Solution: Access the console output using {{ queryName.rawData }} instead of {{ queryName.data }} in the Text component binding. The rawData property contains the raw response string without JSON parsing attempts. Optionally, pass the rawData through a JavaScript transformer to limit it to the last N lines for very long build outputs: return data.split('\n').slice(-200).join('\n').

```
// In a Text component or transformer, use rawData for plain text endpoints:
const lines = (getConsoleOutput.rawData || '').split('\n');
// Show last 200 lines to avoid browser memory issues for large logs
return lines.slice(-200).join('\n');
```

### Job list query returns jobs but some jobs are missing from the list

Cause: Jenkins has folder-based job organization — jobs nested inside Folders or MultiBranch Pipelines do not appear in the top-level /api/json job list. The tree parameter may also be limiting the depth of nested job visibility.

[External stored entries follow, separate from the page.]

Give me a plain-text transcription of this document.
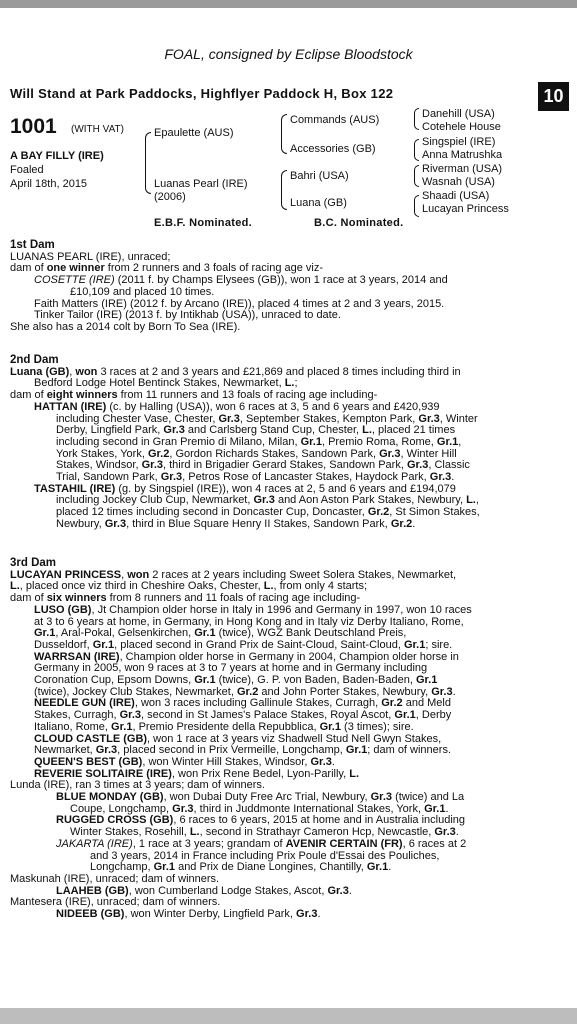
FOAL, consigned by Eclipse Bloodstock
Will Stand at Park Paddocks, Highflyer Paddock H, Box 122	10
1001 (WITH VAT)
A BAY FILLY (IRE)
Foaled
April 18th, 2015
Epaulette (AUS)
Luanas Pearl (IRE)
(2006)
Commands (AUS)
Accessories (GB)
Bahri (USA)
Luana (GB)
Danehill (USA)
Cotehele House
Singspiel (IRE)
Anna Matrushka
Riverman (USA)
Wasnah (USA)
Shaadi (USA)
Lucayan Princess
E.B.F. Nominated.	B.C. Nominated.
1st Dam
LUANAS PEARL (IRE), unraced;
dam of one winner from 2 runners and 3 foals of racing age viz-
COSETTE (IRE) (2011 f. by Champs Elysees (GB)), won 1 race at 3 years, 2014 and
£10,109 and placed 10 times.
Faith Matters (IRE) (2012 f. by Arcano (IRE)), placed 4 times at 2 and 3 years, 2015.
Tinker Tailor (IRE) (2013 f. by Intikhab (USA)), unraced to date.
She also has a 2014 colt by Born To Sea (IRE).
2nd Dam
Luana (GB), won 3 races at 2 and 3 years and £21,869 and placed 8 times including third in
Bedford Lodge Hotel Bentinck Stakes, Newmarket, L.;
dam of eight winners from 11 runners and 13 foals of racing age including-
HATTAN (IRE) (c. by Halling (USA)), won 6 races at 3, 5 and 6 years and £420,939
including Chester Vase, Chester, Gr.3, September Stakes, Kempton Park, Gr.3, Winter
Derby, Lingfield Park, Gr.3 and Carlsberg Stand Cup, Chester, L., placed 21 times
including second in Gran Premio di Milano, Milan, Gr.1, Premio Roma, Rome, Gr.1,
York Stakes, York, Gr.2, Gordon Richards Stakes, Sandown Park, Gr.3, Winter Hill
Stakes, Windsor, Gr.3, third in Brigadier Gerard Stakes, Sandown Park, Gr.3, Classic
Trial, Sandown Park, Gr.3, Petros Rose of Lancaster Stakes, Haydock Park, Gr.3.
TASTAHIL (IRE) (g. by Singspiel (IRE)), won 4 races at 2, 5 and 6 years and £194,079
including Jockey Club Cup, Newmarket, Gr.3 and Aon Aston Park Stakes, Newbury, L.,
placed 12 times including second in Doncaster Cup, Doncaster, Gr.2, St Simon Stakes,
Newbury, Gr.3, third in Blue Square Henry II Stakes, Sandown Park, Gr.2.
3rd Dam
LUCAYAN PRINCESS, won 2 races at 2 years including Sweet Solera Stakes, Newmarket,
L., placed once viz third in Cheshire Oaks, Chester, L., from only 4 starts;
dam of six winners from 8 runners and 11 foals of racing age including-
LUSO (GB), Jt Champion older horse in Italy in 1996 and Germany in 1997, won 10 races
at 3 to 6 years at home, in Germany, in Hong Kong and in Italy viz Derby Italiano, Rome,
Gr.1, Aral-Pokal, Gelsenkirchen, Gr.1 (twice), WGZ Bank Deutschland Preis,
Dusseldorf, Gr.1, placed second in Grand Prix de Saint-Cloud, Saint-Cloud, Gr.1; sire.
WARRSAN (IRE), Champion older horse in Germany in 2004, Champion older horse in
Germany in 2005, won 9 races at 3 to 7 years at home and in Germany including
Coronation Cup, Epsom Downs, Gr.1 (twice), G. P. von Baden, Baden-Baden, Gr.1
(twice), Jockey Club Stakes, Newmarket, Gr.2 and John Porter Stakes, Newbury, Gr.3.
NEEDLE GUN (IRE), won 3 races including Gallinule Stakes, Curragh, Gr.2 and Meld
Stakes, Curragh, Gr.3, second in St James's Palace Stakes, Royal Ascot, Gr.1, Derby
Italiano, Rome, Gr.1, Premio Presidente della Repubblica, Gr.1 (3 times); sire.
CLOUD CASTLE (GB), won 1 race at 3 years viz Shadwell Stud Nell Gwyn Stakes,
Newmarket, Gr.3, placed second in Prix Vermeille, Longchamp, Gr.1; dam of winners.
QUEEN'S BEST (GB), won Winter Hill Stakes, Windsor, Gr.3.
REVERIE SOLITAIRE (IRE), won Prix Rene Bedel, Lyon-Parilly, L.
Lunda (IRE), ran 3 times at 3 years; dam of winners.
BLUE MONDAY (GB), won Dubai Duty Free Arc Trial, Newbury, Gr.3 (twice) and La
Coupe, Longchamp, Gr.3, third in Juddmonte International Stakes, York, Gr.1.
RUGGED CROSS (GB), 6 races to 6 years, 2015 at home and in Australia including
Winter Stakes, Rosehill, L., second in Strathayr Cameron Hcp, Newcastle, Gr.3.
JAKARTA (IRE), 1 race at 3 years; grandam of AVENIR CERTAIN (FR), 6 races at 2
and 3 years, 2014 in France including Prix Poule d'Essai des Pouliches,
Longchamp, Gr.1 and Prix de Diane Longines, Chantilly, Gr.1.
Maskunah (IRE), unraced; dam of winners.
LAAHEB (GB), won Cumberland Lodge Stakes, Ascot, Gr.3.
Mantesera (IRE), unraced; dam of winners.
NIDEEB (GB), won Winter Derby, Lingfield Park, Gr.3.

Solution: For Jenkins instances with folders, use the recursive tree parameter: /api/json?tree=jobs[name,url,color,lastBuild[number,result,duration,timestamp],jobs[name,url,color,lastBuild[number,result,duration,timestamp]]]. This fetches one level of nested jobs. For deeper nesting, query specific folders directly using /job/{folderName}/api/json. Alternatively, use the Jenkins API path /view/All/api/json?tree=jobs[name,url,color,lastBuild[number,result]] which typically shows all jobs regardless of folder structure.

## Frequently asked questions

### Does Retool have a native Jenkins connector?

No, Retool does not have a native Jenkins connector. You connect using a REST API Resource with Basic Auth (Jenkins username + API token). The primary integration complexity is Jenkins' crumb-based CSRF protection for POST requests — you need to fetch a fresh crumb from /crumbIssuer/api/json and include it as a header before each build trigger request.

### How do I handle Jenkins CSRF crumb protection in Retool?

Use Retool's query chaining: create a 'getJenkinsCrumb' query (GET /crumbIssuer/api/json) and a separate 'triggerBuild' query (POST /job/{name}/build). Connect a Button's click event to trigger getJenkinsCrumb first, then in getJenkinsCrumb's On Success handler, trigger the triggerBuild query. In the triggerBuild query's Headers section, set the header key to {{ getJenkinsCrumb.data.crumbRequestField }} and value to {{ getJenkinsCrumb.data.crumb }}. This ensures every build trigger uses a fresh crumb.

### Can I trigger parameterized Jenkins builds from Retool?

Yes. Use the endpoint /job/{jobName}/buildWithParameters with POST method. Pass parameters as URL parameters (key=value pairs added to the query URL parameters section in Retool) or as a form-encoded request body. Bind parameter values to Retool form components — dropdowns for environment selection, text inputs for branch names or version numbers. Remember to include the Jenkins crumb header for this POST request as well.

### How do I read Jenkins console output in Retool?

Use the /consoleText endpoint: GET /job/{jobName}/lastBuild/consoleText. This returns plain text (not JSON), so access it using {{ queryName.rawData }} in Retool rather than {{ queryName.data }}. For large build logs, use a JavaScript transformer to show only the last N lines to avoid performance issues in the browser. Jenkins also offers a progressive console output endpoint (/progressiveText) for streaming log output during active builds.

### My Jenkins instance is behind a VPN — can Retool still connect to it?

Retool Cloud cannot connect to Jenkins instances behind a VPN without additional configuration. Options include: using self-hosted Retool deployed inside your VPN (direct network access, no additional configuration needed), setting up an SSH tunnel between Retool Cloud and your Jenkins server, or using Retool's Tunnel feature (if available on your plan) for secure connections to private networks. Check with your network team about the most appropriate approach for your security requirements.